Gaps in Global Supply Chain Governance
- Tea and cocoa supply chains are already covered by several prevailing government and industry initiatives to address and prevent forced labour in global supply chains. Our research confirmed that these solutions are falling short of their goals.
- Ethical certification schemes are largely ineffective in combatting labour exploitation and forced labour in tea and cocoa supply chains.
- Our study included tea plantations certified by Fairtrade, Rainforest Alliance, Ethical Trade Partnership, and Trustea, and cocoa producers who are members of the Fairtrade and UTZ certified co-operative, Kuapa Kokoo. These schemes set standards around basic services, fair treatment, wages and debt, health and safety, and workers’ rights. However, we found that these standards are routinely violated by employers.
- Overall, we found that certification had little to no impact on labour standards within the tea industry. Some of the worst cases of exploitation documented within our research occurred on ethically certified plantations.
- Workers told us that they are instructed to alter their working practices (e.g. in relation to safety equipment) to meet standards during annual audits by certifiers, but are then asked to revert to breaking standards the following day, suggesting that producers are cheating audits and inspections.

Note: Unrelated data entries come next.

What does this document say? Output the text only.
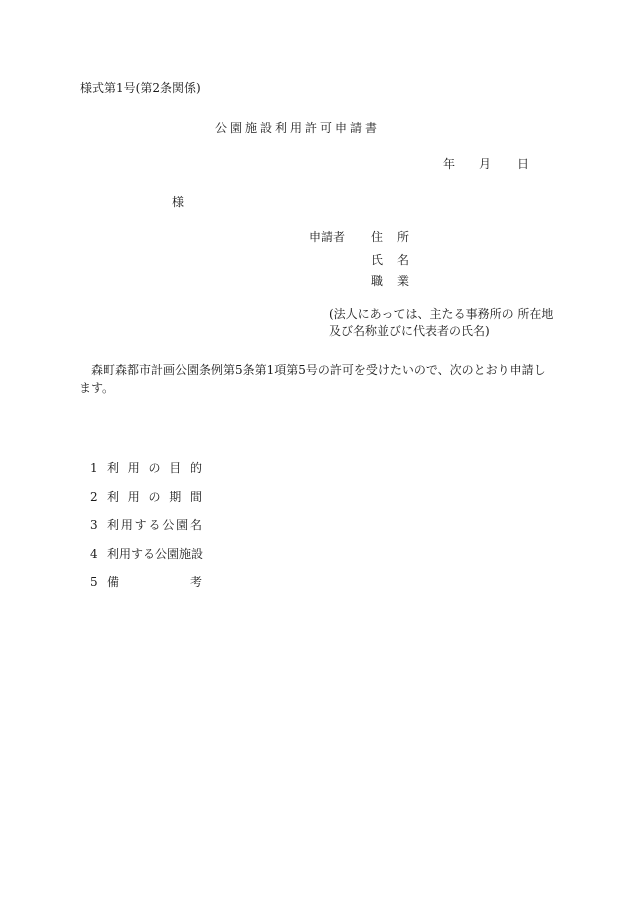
様式第1号(第2条関係)

公園施設利用許可申請書

年 月 日

様

申請者 住所
氏名
職業

(法人にあっては、主たる事務所の 所在地及び名称並びに代表者の氏名)

森町森都市計画公園条例第5条第1項第5号の許可を受けたいので、次のとおり申請します。

1 利用の目的
2 利用の期間
3 利用する公園名
4 利用する公園施設
5 備 考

- Most workers in our study did not know whether or not they worked on certified worksites. In cocoa, 95% of workers did not know whether their worksite was certified or not. We also found extensive confusion amongst producers about how certification operates and whether or not they were certified. One producer reported that the labour standards for his farm’s certified and non-certified bags of cocoa are the same.
- Ethical certification schemes tend to contain loopholes that create exceptions related to the most vulnerable workers within each industry. For example, in cocoa, some certifiers do not include hired labour in their assessment standards, that is, workers employed by farm owners to work on a seasonal, contract, or daily basis. As one certifier explained, hired labour in cocoa is ‘an area where I would say no standard can really reach as of now’.

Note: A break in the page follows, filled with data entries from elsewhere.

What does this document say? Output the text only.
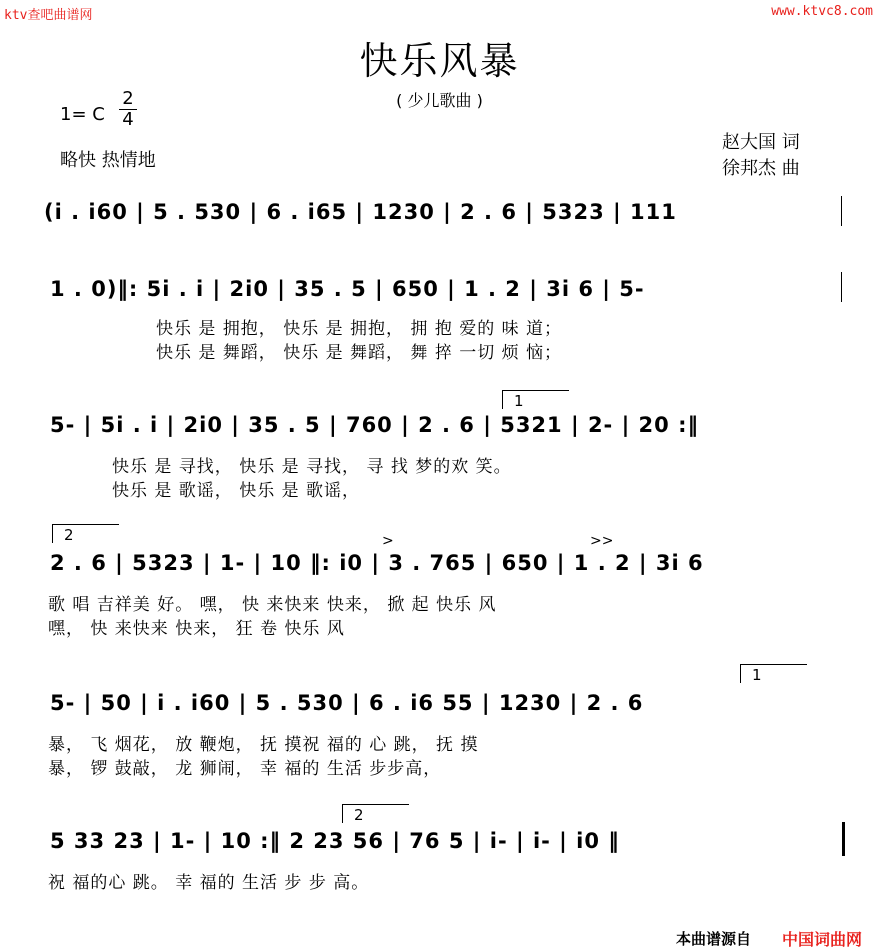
ktv查吧曲谱网	www.ktvc8.com
快乐风暴
( 少儿歌曲 )
1= C
2
4
略快 热情地
赵大国 词
徐邦杰 曲
(i . i60 | 5 . 530 | 6 . i65 | 1230 | 2 . 6 | 5323 | 111
1 . 0)‖: 5i . i | 2i0 | 35 . 5 | 650 | 1 . 2 | 3i 6 | 5-
快乐 是 拥抱， 快乐 是 拥抱， 拥 抱 爱的 味 道；
快乐 是 舞蹈， 快乐 是 舞蹈， 舞 捽 一切 烦 恼；
1
5- | 5i . i | 2i0 | 35 . 5 | 760 | 2 . 6 | 5321 | 2- | 20 :‖
快乐 是 寻找， 快乐 是 寻找， 寻 找 梦的欢 笑。
快乐 是 歌谣， 快乐 是 歌谣，
2	>	>>
2 . 6 | 5323 | 1- | 10 ‖: i0 | 3 . 765 | 650 | 1 . 2 | 3i 6
歌 唱 吉祥美 好。 嘿， 快 来快来 快来， 掀 起 快乐 风
嘿， 快 来快来 快来， 狂 卷 快乐 风
1
5- | 50 | i . i60 | 5 . 530 | 6 . i6 55 | 1230 | 2 . 6
暴， 飞 烟花， 放 鞭炮， 抚 摸祝 福的 心 跳， 抚 摸
暴， 锣 鼓敲， 龙 狮闹， 幸 福的 生活 步步高，
2
5 33 23 | 1- | 10 :‖ 2 23 56 | 76 5 | i- | i- | i0 ‖
祝 福的心 跳。 幸 福的 生活 步 步 高。
本曲谱源自 中国词曲网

- When interviewed about these gaps and challenges, certifiers repeatedly claimed that their standards do not provide a guarantee that they are being met. According to one certifier, ‘there is no guarantee. We don’t use the word guarantee’. In this light, the way ethical certification schemes are portrayed to consumers needs to be revisited.
Recommendations
- Policymakers, business actors, and civil society should recognise that the business dynamics of forced labour cannot be understood through a criminal justice lens. Rather than resulting from a few ‘bad apple’ employers, the business of forced labour is widespread at the base of global supply chains and is bound up with broader structural dynamics that create a business demand for labour exploitation.
- Policymakers, business actors, and civil society should appreciate that the business of forced labour is driven by uneven value distribution along supply chains, including the low prices that producers receive for their products compared to the high profits of retail and brand firms, as well as irresponsible purchasing practices. Unless these core drivers of forced labour are tackled, efforts to address forced labour in supply chains are likely to fall short.
- At present, prominent initiatives to address forced labour in supply chains are falling short of their claims and objectives. Most are not tackling the root causes of forced labour. Government, industry, and workers’ organisations should take stock of these failings and collaborate towards stronger state and worker-led regulatory initiatives that address the root causes of forced labour in global agricultural production. These should centre around:
- Ensuring living wages for workers across all tiers of the supply chains;
- Worker-driven corporate social responsibility programs that give workers a central and meaningful role in solutions to the problem of forced labour in supply chains;
- Stronger state-based enforcement of labour standards;
- Redistribution of value along the supply chain.
Targeted recommendations for policymakers, business, and certification organisations are laid out in a policy briefs series that accompanies this report.